« On arrive à la fin de saison de 2022.
— Je me demande ce qui se passera en 2023 !
— Écoute, on va déjà essayer de finir 2022 proprement. »
Comme l’an dernier, avec cet article d’avant-Noël et dernier post de 2022, je dévie (un tout petit peu) de la ligne éditoriale à laquelle ce blog s’astreint généralement – mais pas tant que cela, puisque j’y parle bel et bien de cliffhanger… et en quoi cette technique ne fonctionne que si (et seulement si) on pense à la satisfaction du lecteur et pas uniquement à créer sa frustration. Je parlerai aussi d’à quel point je me félicite de toujours préférer le blog aux réseaux sociaux pour échanger sur l’écriture (avec ce qu’on vit sur Twitter cette année, c’est d’actualité). Ah, et à la fin je ne finis PAS sur un cliffhanger !

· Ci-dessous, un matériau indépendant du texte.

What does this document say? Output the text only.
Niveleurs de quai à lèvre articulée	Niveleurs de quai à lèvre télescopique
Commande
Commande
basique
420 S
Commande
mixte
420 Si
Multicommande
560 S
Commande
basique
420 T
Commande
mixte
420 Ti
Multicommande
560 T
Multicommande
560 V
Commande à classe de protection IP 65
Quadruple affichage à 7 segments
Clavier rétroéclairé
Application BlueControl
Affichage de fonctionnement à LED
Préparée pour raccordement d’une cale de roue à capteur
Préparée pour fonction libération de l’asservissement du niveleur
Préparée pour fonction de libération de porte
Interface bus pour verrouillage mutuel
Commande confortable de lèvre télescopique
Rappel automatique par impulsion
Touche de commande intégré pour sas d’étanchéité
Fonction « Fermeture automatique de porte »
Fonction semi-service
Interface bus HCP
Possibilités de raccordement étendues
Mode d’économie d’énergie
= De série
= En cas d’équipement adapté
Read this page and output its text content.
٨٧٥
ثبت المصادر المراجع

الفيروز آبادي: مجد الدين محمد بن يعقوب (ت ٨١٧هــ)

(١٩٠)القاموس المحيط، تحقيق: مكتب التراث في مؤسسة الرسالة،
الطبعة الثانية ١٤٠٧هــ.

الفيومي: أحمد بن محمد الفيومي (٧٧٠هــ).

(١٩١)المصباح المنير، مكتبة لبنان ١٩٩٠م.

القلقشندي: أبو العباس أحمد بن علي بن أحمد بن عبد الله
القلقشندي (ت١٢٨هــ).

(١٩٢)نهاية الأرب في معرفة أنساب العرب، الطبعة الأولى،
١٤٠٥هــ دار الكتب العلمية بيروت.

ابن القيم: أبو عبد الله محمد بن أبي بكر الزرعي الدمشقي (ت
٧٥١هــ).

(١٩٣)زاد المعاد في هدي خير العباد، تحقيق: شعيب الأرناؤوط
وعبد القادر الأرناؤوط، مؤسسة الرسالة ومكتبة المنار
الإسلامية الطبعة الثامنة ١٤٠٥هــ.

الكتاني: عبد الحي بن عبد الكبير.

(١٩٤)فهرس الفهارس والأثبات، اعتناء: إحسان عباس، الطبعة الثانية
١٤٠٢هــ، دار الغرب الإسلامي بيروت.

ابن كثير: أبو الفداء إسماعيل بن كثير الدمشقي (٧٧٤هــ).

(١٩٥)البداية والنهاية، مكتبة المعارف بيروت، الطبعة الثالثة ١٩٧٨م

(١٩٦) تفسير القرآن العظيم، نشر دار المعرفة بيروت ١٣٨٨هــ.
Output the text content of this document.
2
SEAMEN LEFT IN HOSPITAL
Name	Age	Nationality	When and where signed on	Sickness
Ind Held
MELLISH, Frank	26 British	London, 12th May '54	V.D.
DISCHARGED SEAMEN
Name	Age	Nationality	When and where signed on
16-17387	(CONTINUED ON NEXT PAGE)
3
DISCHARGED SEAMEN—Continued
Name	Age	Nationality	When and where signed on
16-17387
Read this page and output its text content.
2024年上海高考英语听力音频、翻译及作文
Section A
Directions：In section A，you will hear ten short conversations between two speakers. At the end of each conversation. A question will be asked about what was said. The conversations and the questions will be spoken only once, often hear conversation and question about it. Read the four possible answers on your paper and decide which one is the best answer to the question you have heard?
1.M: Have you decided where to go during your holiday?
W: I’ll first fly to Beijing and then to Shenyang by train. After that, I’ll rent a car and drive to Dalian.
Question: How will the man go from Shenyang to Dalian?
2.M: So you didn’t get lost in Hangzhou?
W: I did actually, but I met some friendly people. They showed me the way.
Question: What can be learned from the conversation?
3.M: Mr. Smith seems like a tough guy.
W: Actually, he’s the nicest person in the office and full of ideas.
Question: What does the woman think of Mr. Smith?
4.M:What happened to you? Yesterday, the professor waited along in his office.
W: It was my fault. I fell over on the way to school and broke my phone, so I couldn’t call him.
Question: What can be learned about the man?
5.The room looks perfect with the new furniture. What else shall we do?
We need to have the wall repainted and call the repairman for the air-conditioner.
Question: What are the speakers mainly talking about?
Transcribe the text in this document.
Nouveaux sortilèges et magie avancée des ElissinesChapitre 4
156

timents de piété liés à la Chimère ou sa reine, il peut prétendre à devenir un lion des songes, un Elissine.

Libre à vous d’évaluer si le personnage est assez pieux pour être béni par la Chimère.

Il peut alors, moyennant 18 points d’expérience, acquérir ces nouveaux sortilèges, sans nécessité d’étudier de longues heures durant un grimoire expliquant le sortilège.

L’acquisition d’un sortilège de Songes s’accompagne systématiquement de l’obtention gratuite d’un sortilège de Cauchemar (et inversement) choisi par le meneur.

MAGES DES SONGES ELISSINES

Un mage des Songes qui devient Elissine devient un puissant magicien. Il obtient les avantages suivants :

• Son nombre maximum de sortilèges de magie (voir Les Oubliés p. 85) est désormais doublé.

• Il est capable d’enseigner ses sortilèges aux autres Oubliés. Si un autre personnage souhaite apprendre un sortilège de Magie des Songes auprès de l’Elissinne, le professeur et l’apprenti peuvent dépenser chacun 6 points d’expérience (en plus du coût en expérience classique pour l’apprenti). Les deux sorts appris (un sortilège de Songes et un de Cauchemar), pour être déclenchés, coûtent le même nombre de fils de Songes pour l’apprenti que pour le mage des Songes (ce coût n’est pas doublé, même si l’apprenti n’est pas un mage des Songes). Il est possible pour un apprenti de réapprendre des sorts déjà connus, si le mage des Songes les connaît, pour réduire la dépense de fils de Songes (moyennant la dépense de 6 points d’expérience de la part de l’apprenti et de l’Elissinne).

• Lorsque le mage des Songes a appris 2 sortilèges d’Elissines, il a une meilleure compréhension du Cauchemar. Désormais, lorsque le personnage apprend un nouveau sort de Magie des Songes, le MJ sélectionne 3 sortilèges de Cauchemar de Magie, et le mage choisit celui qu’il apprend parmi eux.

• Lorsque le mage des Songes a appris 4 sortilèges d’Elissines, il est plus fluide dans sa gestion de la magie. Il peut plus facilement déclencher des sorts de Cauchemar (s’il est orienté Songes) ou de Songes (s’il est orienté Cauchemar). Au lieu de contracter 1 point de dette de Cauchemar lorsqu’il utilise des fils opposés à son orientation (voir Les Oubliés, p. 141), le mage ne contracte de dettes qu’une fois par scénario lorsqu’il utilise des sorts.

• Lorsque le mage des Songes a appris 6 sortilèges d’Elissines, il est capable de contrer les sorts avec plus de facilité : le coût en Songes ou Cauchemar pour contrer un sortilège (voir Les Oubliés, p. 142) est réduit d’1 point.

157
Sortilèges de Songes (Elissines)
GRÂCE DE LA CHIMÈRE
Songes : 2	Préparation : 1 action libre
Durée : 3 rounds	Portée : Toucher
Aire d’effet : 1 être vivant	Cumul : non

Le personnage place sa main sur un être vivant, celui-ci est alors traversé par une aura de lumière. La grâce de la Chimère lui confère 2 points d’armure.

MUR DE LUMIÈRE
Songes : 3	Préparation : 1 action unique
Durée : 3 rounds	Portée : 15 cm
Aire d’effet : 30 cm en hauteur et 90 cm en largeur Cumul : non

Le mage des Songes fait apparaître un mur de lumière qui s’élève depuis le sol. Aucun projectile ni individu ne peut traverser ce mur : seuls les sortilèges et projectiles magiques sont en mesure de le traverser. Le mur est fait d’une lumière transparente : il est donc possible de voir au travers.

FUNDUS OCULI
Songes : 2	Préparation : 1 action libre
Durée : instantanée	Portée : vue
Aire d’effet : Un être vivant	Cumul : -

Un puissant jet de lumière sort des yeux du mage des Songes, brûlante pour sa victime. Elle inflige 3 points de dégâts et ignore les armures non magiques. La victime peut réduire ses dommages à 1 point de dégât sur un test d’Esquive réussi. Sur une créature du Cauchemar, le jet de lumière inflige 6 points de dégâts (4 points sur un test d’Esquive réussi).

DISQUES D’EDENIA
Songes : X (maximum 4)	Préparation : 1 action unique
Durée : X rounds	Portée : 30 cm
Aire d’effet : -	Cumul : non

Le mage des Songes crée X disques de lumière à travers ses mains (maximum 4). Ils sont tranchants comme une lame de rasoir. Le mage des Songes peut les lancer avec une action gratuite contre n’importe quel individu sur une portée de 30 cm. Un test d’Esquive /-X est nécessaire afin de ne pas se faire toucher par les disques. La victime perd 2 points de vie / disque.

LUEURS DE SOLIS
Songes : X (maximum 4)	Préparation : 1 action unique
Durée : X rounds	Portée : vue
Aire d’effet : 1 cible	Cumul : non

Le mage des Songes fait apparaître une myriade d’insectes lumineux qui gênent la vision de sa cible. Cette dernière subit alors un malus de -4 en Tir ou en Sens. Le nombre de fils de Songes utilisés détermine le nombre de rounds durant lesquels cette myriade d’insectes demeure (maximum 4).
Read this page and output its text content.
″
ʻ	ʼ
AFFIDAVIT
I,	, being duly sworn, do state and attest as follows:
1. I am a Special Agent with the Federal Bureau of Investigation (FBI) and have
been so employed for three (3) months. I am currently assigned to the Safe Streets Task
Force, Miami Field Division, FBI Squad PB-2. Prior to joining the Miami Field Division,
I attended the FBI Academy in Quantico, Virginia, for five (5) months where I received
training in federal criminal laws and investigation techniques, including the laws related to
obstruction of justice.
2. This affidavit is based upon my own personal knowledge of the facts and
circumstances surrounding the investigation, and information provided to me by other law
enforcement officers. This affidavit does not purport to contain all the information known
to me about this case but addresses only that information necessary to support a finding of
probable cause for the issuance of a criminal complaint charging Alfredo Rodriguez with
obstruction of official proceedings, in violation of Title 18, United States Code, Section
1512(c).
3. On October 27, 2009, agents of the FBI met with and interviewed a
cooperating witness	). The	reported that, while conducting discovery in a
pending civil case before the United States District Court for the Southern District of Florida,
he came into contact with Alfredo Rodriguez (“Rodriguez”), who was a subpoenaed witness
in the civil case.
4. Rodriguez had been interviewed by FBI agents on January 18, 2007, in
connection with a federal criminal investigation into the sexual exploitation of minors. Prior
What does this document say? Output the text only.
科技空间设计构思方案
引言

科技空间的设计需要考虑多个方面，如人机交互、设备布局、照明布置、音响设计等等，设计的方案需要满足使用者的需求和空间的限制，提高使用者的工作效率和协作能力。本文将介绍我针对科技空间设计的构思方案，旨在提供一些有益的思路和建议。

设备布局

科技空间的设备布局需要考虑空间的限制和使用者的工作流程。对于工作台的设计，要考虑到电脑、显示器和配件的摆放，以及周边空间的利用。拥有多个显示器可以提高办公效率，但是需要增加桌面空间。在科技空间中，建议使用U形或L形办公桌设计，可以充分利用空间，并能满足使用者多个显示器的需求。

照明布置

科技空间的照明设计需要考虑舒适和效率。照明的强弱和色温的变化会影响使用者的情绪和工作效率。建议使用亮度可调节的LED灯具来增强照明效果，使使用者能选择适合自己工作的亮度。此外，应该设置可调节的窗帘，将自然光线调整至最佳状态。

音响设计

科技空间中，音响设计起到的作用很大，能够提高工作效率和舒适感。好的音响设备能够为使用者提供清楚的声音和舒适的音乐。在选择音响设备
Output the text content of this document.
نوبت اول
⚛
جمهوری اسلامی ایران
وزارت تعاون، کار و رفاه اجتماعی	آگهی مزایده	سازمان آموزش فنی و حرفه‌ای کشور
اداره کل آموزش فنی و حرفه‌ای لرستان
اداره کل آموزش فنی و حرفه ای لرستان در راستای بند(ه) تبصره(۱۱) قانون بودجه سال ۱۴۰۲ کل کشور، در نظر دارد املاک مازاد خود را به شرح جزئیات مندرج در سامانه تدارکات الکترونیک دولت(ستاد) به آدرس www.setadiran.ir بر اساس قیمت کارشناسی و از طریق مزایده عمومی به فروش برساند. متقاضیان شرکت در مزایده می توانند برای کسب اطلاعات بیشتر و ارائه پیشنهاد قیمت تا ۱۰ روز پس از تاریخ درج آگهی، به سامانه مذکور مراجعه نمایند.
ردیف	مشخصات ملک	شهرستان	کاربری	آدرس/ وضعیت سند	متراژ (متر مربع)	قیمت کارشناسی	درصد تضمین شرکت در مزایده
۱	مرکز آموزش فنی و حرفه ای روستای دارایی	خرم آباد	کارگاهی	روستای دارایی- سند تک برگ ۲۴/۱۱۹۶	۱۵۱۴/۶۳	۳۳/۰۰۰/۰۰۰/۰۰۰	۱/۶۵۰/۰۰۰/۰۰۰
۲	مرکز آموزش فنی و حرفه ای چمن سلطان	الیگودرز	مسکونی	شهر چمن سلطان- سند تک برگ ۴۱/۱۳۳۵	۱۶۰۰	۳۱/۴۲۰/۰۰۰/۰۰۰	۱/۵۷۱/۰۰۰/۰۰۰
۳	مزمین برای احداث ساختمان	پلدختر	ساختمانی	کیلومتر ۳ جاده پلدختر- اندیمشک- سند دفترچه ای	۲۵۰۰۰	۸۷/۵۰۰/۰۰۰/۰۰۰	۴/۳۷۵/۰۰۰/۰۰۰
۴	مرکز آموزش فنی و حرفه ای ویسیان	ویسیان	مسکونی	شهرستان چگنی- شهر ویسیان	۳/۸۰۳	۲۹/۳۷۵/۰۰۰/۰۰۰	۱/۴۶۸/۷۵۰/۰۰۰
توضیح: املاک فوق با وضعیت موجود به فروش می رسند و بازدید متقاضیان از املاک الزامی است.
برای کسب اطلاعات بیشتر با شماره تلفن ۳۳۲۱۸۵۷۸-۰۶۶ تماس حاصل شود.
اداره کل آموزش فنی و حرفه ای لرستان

Le paradoxe du cliffhanger
Tu sais que j’aime bien pointer du doigt certaines polémiques sur l’écriture pour identifier où se trouvent vraiment les problèmes, et récemment je me suis rendu compte – non pas d’une polémique – mais d’un drôle de paradoxe. Aujourd’hui, n’importe quel blog de dramaturgie va te conseiller de terminer tes chapitres sur un cliffhanger, c’est-à-dire un rebondissement incroyable, une situation inattendue, un coup de théâtre surprenant. L’idée est de rendre le suspens si insoutenable que le lecteur n’a pas d’autre choix que d’entamer la lecture du chapitre suivant pour savoir ce qu’il se passe. C’est très répandu, et tous les créateurs d’histoires semblent assez d’accord sur l’efficacité du truc. Et pourtant, quand je discute avec des lecteurs et amateurs de livres, il y a quelque chose que beaucoup de monde dit détester : les cliffhangers. Si on écoute les dramaturges, c’est une technique infaillible ; si on écoute les gens, ils détestent ça. Et moi, j’aime bien les questions que ça soulève.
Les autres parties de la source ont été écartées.